Trends in Medicare Part D payments from 2008–2013. Average annualized Medicare Part D plan payments (2013 US dollars) for overall, brand-name, and generic (A) tacrolimus and (B) mycophenolic acid by organ type.
Overall, per-patient Part D low-income subsidy payment amounts for tacrolimus and mycophenolic acid decreased between 2008 and 2013. Per-patient Part D low-income subsidy payment amounts for brand-name tacrolimus and generic mycophenolate mofetil also decreased between 2008 and 2013; the brand-name mycophenolate mofetil and brand-name mycophenolate sodium Part D low-income subsidy payments increased during this time period. Payment amounts for generic tacrolimus increased from 2009 to 2010, likely due to the low proportion of days covered in the first year of its introduction (average 16%), then decreased from 2010 to 2013 (Figure 2, Supplemental Table 3).
Figure 2.
Trends in low-income subsidy payments from 2008–2013. Average annualized payments (2013 US dollars) by the Medicare Part D low-income subsidy program for overall, brand-name, and generic (A) tacrolimus and (B) mycophenolic acid by organ type. Patients not receiving the low-income subsidy were excluded from this analysis.
Patient Payments
The proportion of patients not receiving the low-income subsidy ranged from 37% to 58%, 45% to 58%, and 46% to 63% for kidney, liver, and heart patients, across drugs and years. The overall average annualized out-of-pocket payments for tacrolimus by transplant recipients with Part D who did not receive the low-income subsidy decreased by 63% ($921, P<0.001), 72% ($1,323, P<0.001), and 61% ($1,086, P<0.001) between 2008 and 2013 for kidney, liver, and heart transplant recipients, respectively (Figure 3A, Supplemental Table 4). As with the trend in average overall Medicare Part D per-patient payment amounts for tacrolimus, patient out-of-pocket payments for tacrolimus decreased over the study period for brand-name and generic immunosuppressive medications. The percentage decreases in patient payments for all organs were greater than those observed for Part D payments. Annualized averages for generic tacrolimus for 2009 represent a relatively low proportion of days covered (average 16%), given that generic tacrolimus was not approved until August of 2009. Although overall annualized out-of-pocket per-patient payments for tacrolimus for patients receiving the low-income subsidy were low (ranging from $24 to $53 per year across organs and across years) compared with those not receiving the low-income subsidy, they also decreased during the study period, by 37% (P<0.001), 44% (P<0.001), and 28% (P=0.01) for kidney, liver, and heart recipients, respectively (Figure 4A, Supplemental Table 5).
Figure 3.
Trends in non-low-income subsidy patient payments from 2008–2013. Average annualized out-of-pocket payments (2013 US dollars) by patients not receiving the low-income subsidy for overall, brand-name, and generic (A) tacrolimus and (B) mycophenolic acid by organ type. Patients receiving the low-income subsidy were excluded from this analysis.
Figure 4.
Trends in low-income subsidy patient payments from 2008–2013. Average annualized out-of-pocket payments (2013 US dollars) by patients receiving the low-income subsidy for overall, brand-name, and generic (A) tacrolimus and (B) mycophenolic acid by organ type. Patients not receiving the low-income subsidy were excluded from this analysis.

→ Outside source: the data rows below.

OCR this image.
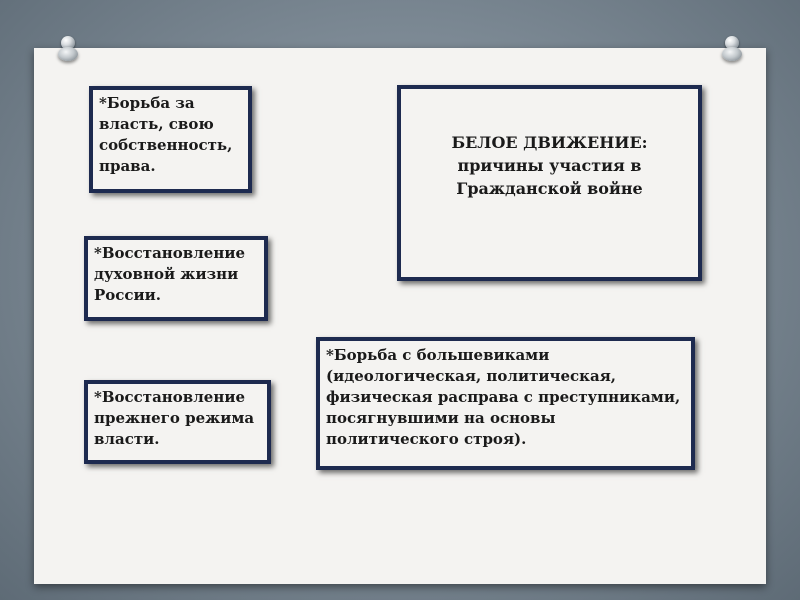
*Борьба за власть, свою собственность, права.
*Восстановление духовной жизни России.
*Восстановление прежнего режима власти.
БЕЛОЕ ДВИЖЕНИЕ:
причины участия в
Гражданской войне
*Борьба с большевиками (идеологическая, политическая, физическая расправа с преступниками, посягнувшими на основы политического строя).
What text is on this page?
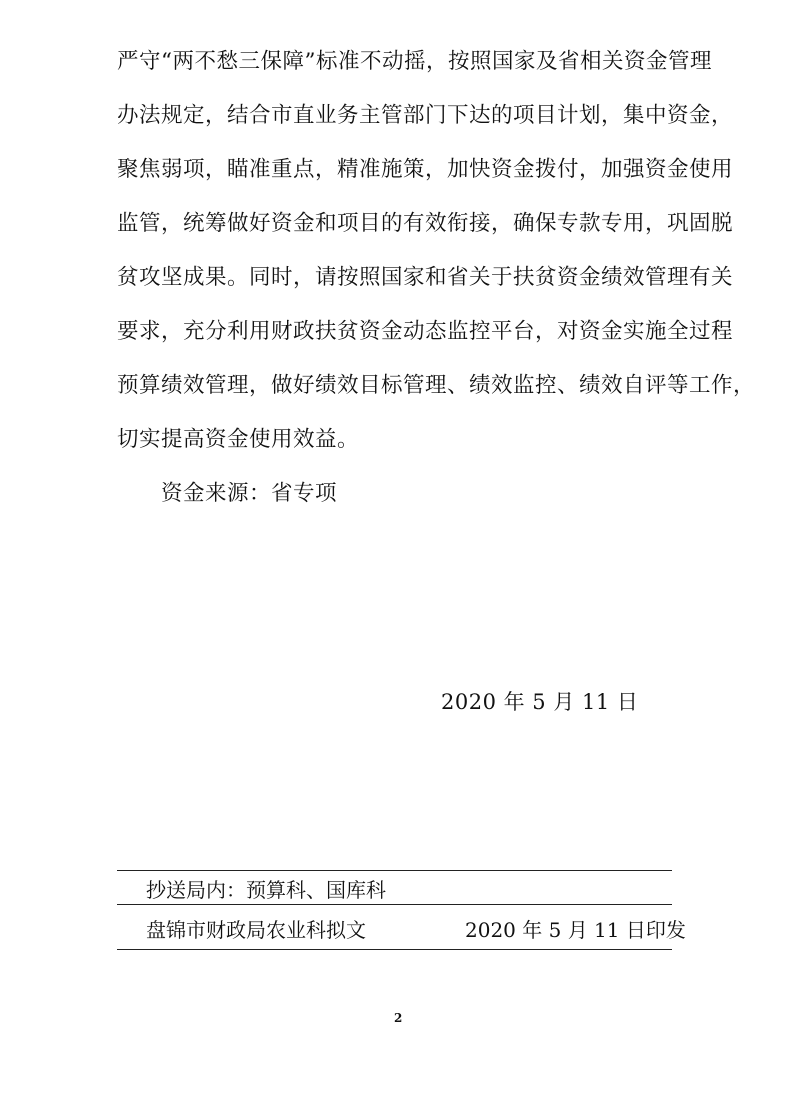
严守“两不愁三保障”标准不动摇，按照国家及省相关资金管理
办法规定，结合市直业务主管部门下达的项目计划，集中资金，
聚焦弱项，瞄准重点，精准施策，加快资金拨付，加强资金使用
监管，统筹做好资金和项目的有效衔接，确保专款专用，巩固脱
贫攻坚成果。同时，请按照国家和省关于扶贫资金绩效管理有关
要求，充分利用财政扶贫资金动态监控平台，对资金实施全过程
预算绩效管理，做好绩效目标管理、绩效监控、绩效自评等工作，
切实提高资金使用效益。
资金来源：省专项
2020 年 5 月 11 日
抄送局内：预算科、国库科
盘锦市财政局农业科拟文	2020 年 5 月 11 日印发
2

The average annualized out-of-pocket payments by patients with mycophenolic acid prescriptions decreased from 2008 to 2013 for all organs (Figure 3B). Unlike tacrolimus, which showed a steady decline over the study period, the overall out-of-pocket payment amounts for patients not receiving the low-income subsidy decreased more rapidly between 2008 and 2010, then more slowly between 2011 and 2013, with overall decreases of 71% ($1,065, P<0.001), 77% ($1,555, P<0.001), and 79% ($1,801, P<0.001) for kidney, liver, and heart recipients, respectively. Per-patient payments for generic mycophenolate mofetil decreased 58%, 71%, and 59% for kidney, liver, and heart transplant recipients, respectively, between 2009 and 2013. Between 2008 and 2013, per-patient payments for brand-name mycophenolate mofetil decreased by 20%, 29%, and 21%; brand-name per-patient payments for mycophenolate sodium decreased by 23%, 25%, and 6%. Although patients receiving the low-income subsidy made relatively low out-of-pocket payments for mycophenolic acid (ranging from $23 to $45 per year), their payments also decreased by 31% (P<0.001), 35% (P<0.001), and 24% (P=0.06) between 2008 and 2013 for kidney, liver, and heart recipients, respectively (Figure 4B).
Discussion
Overall, annual payments by patients for tacrolimus and mycophenolic acid decreased from 2008 to 2013 for kidney, liver, and heart transplant recipients, and for the Medicare Part D program. These trends are largely explained by substitution of generic immunosuppressive medications after the introduction of generic products in 2008 and 2009. Across organs, the percentage of prescription drug events for generic tacrolimus increased from 10% to 11% in 2009 to 76% to 80% in 2013; generic mycophenolate mofetil increased from 28% to 30% of prescription drug events in 2009 to 68% to 77% in 2013 (7). This led to a substantial reduction in the overall financial burden of immunosuppressive medications to organ transplant recipients and Medicare Part D. The cost savings to Medicare result from decreases in per-patient Part D plan payments and per-patient Part D low-income subsidy program payments.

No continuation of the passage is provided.